Momento Mário Quintana

Essa é de uma beleza infantil

DO AMOROSO ESQUECIMENTO

Eu, agora - que desfecho!
Já nem penso mais em ti...
Mas será que nunca deixo
De lembrar que te esqueci?


terça-feira, outubro 26, 2004

Hoje você não apareceu,
aqui ficou um vazio sem fim.
Você preenche minha vida,
por isso penso em ti tanto assim...
Ombro Amigo

segunda-feira, outubro 25, 2004

Bolha de sabão

A nossa paixão começou como uma pequena bola de sabão
De uma hora para outra, inflou-se, tornando-se uma grande bolha
Todas as cores do arco-iris estavam nela, lindas e transparentes

Olho com cara de criança para essa nossa paixão
Nem sei como explicar como tudo começou ou como vai terminar
Só sei que aquela bola de sabão flutua no espaço junto com meu coração

quarta-feira, outubro 20, 2004

Cheiros

De todos os nossos sentidos, com certeza o sentido do amor é o olfato.
O cheiro inebria a paixão, nos descontrolando.
O olfato é totalmente irracional, não dá para explicar ou quantificar

Um cheiro do cabelo da mulher que estamos apaixonados simplesmente nos tira do sério, insones, embasbacados.

Certos de certos sentimentos, basta um toque do perfume dela para nos deixar incertos, irrequietos.


terça-feira, outubro 19, 2004

Tô cansado

Amanheceu chovendo e eu pensando...
Acordei com isso na cabeça :
Tô Cansado
Composição: Branco Mello / Arnaldo Antunes

Tô cansado do meu cabelo
Tô cansado da minha cara
Tô cansado de coisa vulgar
Tô cansado de coisa rara
Tô cansado
Tô cansado
Tô cansado de me dar mal
Tô cansado de ser igual
Tô cansado de moralismo
Tô cansado de bacanal
Tô cansado
Tô cansado
Tô cansado de trabalhar
Tô cansado de me ferrar
Tô cansado de me cansar
Tô cansado de descansar
Tô cansado
Tô cansado


sexta-feira, outubro 15, 2004

Primeiro Capítulo

Uma chuva fria caía sobre a carroça fazendo as suas rodas deslizarem enquanto tentava subir a ladeira. A estrela d´alva há muito estava no firmamento e a lua cheia deixava que a pequena caravana composta por 5 cavalos prosseguisse.

Três mulheres iam dentro da carroça puxada por 2 dos cavalos levando consigo muitas roupas coloridas e esperança de encontrar muito dinheiro na cidade de Vila Rica.

Sofie, a loura francesa, estava com os olhos pregados na mata. Nunca havia sentido tanto medo em sua vida. Cada vez que a carroça balançava ela olhava assustada para a penumbra. Seus olhos olhavam esbugalhados para aquilo que parecia o túnel para o inferno.

Rebecca, descansava seus olhos azuis tentando cochilar entre cada balanço. Estava esperançosa com uma nova vida naquela cidade que parecia um sonho de riquezas. Ia longe a lembrança de Paris, de onde havia saído a pouco mais de 2 anos vindo primeiro para o Rio de Janeiro, e agora indo para a Vila Rica, onde se dizia que todos os homens andavam com pepitas de ouro nos bolsos e uma boca pronta a beber qualquer coisa que contivesse álcool. Relembrava cada passo deste período, desde a viagem de navio até desembarcar e ficar deslumbrada com a beleza da cidade do Rio de Janeiro, uma cidade que serpenteava entre a montanha, as florestas e o mar.
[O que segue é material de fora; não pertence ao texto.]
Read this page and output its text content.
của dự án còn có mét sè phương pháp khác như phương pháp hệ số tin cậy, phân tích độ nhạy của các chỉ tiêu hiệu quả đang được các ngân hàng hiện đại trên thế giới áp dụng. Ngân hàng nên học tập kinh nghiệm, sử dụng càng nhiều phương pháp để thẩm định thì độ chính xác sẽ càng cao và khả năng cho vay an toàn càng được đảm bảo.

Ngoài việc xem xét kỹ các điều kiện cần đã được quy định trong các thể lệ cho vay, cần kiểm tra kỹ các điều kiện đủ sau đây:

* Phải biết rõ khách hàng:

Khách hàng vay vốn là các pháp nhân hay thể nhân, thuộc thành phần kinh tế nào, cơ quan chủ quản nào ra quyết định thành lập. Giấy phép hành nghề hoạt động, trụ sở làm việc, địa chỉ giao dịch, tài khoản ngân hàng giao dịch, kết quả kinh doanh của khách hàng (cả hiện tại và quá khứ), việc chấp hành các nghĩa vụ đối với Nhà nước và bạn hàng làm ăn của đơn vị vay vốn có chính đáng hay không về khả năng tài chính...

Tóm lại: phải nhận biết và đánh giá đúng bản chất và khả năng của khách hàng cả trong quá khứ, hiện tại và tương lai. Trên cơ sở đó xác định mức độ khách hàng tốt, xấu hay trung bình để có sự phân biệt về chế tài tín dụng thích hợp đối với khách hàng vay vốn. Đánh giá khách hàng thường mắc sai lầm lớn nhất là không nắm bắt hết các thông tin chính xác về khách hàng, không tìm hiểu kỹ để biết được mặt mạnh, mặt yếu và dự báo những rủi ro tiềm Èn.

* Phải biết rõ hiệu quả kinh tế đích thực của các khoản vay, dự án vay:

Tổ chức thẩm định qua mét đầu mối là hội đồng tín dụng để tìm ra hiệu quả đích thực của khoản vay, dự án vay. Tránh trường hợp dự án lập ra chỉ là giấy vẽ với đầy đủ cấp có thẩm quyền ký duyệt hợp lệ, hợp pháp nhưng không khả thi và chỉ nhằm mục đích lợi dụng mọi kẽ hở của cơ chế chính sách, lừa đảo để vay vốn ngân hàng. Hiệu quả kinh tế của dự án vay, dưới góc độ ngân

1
Deixemos a terceira mulher de lado, visto que não terá uma vida muito longa...

Quando já chegava a hora de parar e descansar as pessoas e os animais, estes começaram a ficar inquietos. Relinchavam e ameaçavam não mais seguir viagem. Sentiam o gosto da morte na penumbra e olhavam assustados para a mata fechada. Urros e berros inumanos começaram a surgir ao longe e aproximando-se rapidamente. Os três homens que eram a escolta da pequena comitiva acercaram-se da carroça e prepararam suas armas.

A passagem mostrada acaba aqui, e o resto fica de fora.